1 – Peterson tem uma profundidade científica notável

Ao contrário do que gostariam de dizer seus detratores, Peterson tem um currículo exemplar. Tem mais de 100 artigos acadêmicos publicados como autor ou coautor em periódicos científicos de prestigio (artigos revisados por pares), que somam mais de 10.000 citações, números que o colocam entre os 100 cientistas sociais mais influentes do mundo. Foi professor assistente e associado de Harvard e é professor titular da Universidade de Toronto, cujo departamento de psicologia está entre os cinco mais importantes do mundo; também tem décadas de experiência clinica.

Que seus detratores exijam excelência acadêmica é um mistério, pois são os mesmos que propõem o relativismo cognitivo radical, o multiculturalismo galopante e que usualmente defendem a “vivência” como critério epistêmico superior – coisas para as quais um currículo amplo está mais para signo de opressão, academicismo e cientificismo que mérito.

Tudo não passa de burla e destaco por que isso é particularmente importante para conservadores brasileiros e leitores e alunos do professor Olavo de Carvalho. Há décadas o professor fala sobre o famigerado “marxismo cultural” (confiram dois exemplos práticos não tão evidentes do fenômeno) e sobre uma simbiose satânica entre marxistas e pós-modernos como paladinos da revolução por meio da corrosão da civilização ocidental (tema novamente em alta graças à nomeação de Ernesto Araújo para o Ministério das Relações Exteriores). E que as academias de humanas, progenitoras das classes falantes, estão tomadas pelo imbecil coletivo, ou seja, por esses tipos. Essa é, basicamente, também uma das mensagens que Peterson tem tão eloquentemente defendido publicamente. A credencial acadêmica ou a ausência dela é mero pretexto para detratar o falante, em clara ad hominem, e não preocupação em estabelecer a verdade.

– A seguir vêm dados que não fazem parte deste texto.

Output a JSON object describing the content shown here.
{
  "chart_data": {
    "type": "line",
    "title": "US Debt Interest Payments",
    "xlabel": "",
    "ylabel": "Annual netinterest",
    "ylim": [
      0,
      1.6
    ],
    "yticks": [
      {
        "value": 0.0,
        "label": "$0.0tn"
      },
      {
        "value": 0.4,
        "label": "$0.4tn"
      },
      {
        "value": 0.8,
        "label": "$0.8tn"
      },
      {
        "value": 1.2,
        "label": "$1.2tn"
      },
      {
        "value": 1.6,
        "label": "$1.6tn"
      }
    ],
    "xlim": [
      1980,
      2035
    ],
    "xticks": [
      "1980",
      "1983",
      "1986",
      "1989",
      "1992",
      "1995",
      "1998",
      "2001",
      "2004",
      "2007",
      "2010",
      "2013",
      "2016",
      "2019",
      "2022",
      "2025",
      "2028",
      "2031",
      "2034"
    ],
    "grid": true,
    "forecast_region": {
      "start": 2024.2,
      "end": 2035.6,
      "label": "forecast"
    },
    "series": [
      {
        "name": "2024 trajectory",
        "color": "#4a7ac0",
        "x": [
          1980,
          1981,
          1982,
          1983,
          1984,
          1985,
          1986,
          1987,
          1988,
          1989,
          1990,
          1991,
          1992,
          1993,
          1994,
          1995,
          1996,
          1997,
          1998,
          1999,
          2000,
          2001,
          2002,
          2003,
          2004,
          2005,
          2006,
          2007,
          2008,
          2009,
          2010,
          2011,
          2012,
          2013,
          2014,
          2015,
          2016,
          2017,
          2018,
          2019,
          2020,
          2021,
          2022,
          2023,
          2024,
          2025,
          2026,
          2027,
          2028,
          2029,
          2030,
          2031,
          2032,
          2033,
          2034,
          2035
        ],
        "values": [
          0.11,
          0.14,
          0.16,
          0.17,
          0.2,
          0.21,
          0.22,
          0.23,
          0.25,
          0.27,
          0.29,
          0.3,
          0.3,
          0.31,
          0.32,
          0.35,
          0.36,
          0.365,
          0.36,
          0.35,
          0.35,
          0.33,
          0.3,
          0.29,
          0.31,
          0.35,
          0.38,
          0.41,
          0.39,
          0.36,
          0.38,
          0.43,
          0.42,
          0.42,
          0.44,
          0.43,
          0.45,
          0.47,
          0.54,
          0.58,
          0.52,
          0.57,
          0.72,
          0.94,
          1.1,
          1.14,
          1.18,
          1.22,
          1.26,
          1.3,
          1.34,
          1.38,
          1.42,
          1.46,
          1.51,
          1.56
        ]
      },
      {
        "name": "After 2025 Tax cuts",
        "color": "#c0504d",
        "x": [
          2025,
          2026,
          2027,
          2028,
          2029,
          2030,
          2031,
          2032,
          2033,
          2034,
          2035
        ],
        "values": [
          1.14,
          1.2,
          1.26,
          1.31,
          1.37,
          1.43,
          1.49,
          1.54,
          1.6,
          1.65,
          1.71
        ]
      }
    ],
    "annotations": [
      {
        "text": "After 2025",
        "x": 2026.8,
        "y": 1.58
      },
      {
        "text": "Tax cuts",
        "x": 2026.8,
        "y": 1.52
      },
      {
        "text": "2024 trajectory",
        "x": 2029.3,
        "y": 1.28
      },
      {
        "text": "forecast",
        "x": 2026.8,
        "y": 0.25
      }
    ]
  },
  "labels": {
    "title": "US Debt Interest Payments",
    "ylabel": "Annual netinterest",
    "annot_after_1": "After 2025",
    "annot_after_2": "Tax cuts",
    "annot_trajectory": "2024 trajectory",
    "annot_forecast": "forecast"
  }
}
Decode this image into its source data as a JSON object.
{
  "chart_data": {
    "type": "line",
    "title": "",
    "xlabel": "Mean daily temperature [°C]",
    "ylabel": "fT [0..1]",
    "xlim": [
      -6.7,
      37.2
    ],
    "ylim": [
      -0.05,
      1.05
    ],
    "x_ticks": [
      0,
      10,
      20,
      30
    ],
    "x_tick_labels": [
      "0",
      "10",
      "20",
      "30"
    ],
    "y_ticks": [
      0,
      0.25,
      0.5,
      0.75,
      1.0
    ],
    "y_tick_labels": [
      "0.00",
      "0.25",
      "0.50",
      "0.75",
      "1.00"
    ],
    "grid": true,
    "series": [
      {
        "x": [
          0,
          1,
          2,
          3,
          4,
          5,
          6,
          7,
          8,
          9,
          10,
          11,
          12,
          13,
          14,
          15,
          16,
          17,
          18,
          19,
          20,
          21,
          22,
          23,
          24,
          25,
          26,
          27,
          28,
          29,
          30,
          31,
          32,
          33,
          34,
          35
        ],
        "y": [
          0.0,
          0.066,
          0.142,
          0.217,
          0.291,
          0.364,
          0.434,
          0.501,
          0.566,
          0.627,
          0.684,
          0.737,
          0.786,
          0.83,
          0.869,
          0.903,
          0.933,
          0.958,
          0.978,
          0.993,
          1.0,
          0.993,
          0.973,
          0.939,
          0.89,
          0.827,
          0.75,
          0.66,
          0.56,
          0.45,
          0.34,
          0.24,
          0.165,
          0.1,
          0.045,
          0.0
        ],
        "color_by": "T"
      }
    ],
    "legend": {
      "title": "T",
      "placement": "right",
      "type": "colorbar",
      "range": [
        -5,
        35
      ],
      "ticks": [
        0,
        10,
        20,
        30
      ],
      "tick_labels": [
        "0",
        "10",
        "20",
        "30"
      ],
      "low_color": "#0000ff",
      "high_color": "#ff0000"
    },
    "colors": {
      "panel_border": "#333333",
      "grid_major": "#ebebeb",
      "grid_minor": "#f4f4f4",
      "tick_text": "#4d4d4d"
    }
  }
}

Os detratores do professor Olavo devem arrancar os cabelos ao ouvir Peterson. Construíram por anos uma narrativa para deslegitimá-lo com base no fato de não ter se submetido às sandices acadêmicas. Agora, desde 2017, veem um acadêmico renomado, provavelmente com mais credenciais que todos os seus professores queridos juntos, dizendo tudo o que ele nos diz há bons pares de anos.

 

2 – Autoajuda com porrada

Peterson classifica seu livro mais recente, 12 Regras para a vida: um antídoto para o caos, como um livro de autoajuda. Porém, quem está habituado a leituras do gênero, sabe que o livro se desvia muito do lugar comum do gênero tanto pela variedade de temas como pela dureza da mensagem: não é possível ser feliz o tempo todo e talvez isso sequer seja desejável, a vida inclui uma larga margem de caos e dureza e não é possível se desvencilhar disso o tempo todo, apenas lidar melhor com as situações caso a caso.

Muitos acusam Peterson de ter uma plateia exclusivamente formada por “homens brancos e irritados”, normalmente entre os 20-30 anos. O próprio Peterson sugere que seu público hoje é formado aproximadamente por 65% de homens e 35% de mulheres (estimativas que mostram um 60/40 são razoáveis), embora no Youtube, uma rede social proeminentemente masculina, o sucesso, por corolário, seja maior com homens. A acusação, evidentemente, pretende sugerir que Peterson é proponente de um etnoestado branco e adepto da alt-right, hipótese já desbancada.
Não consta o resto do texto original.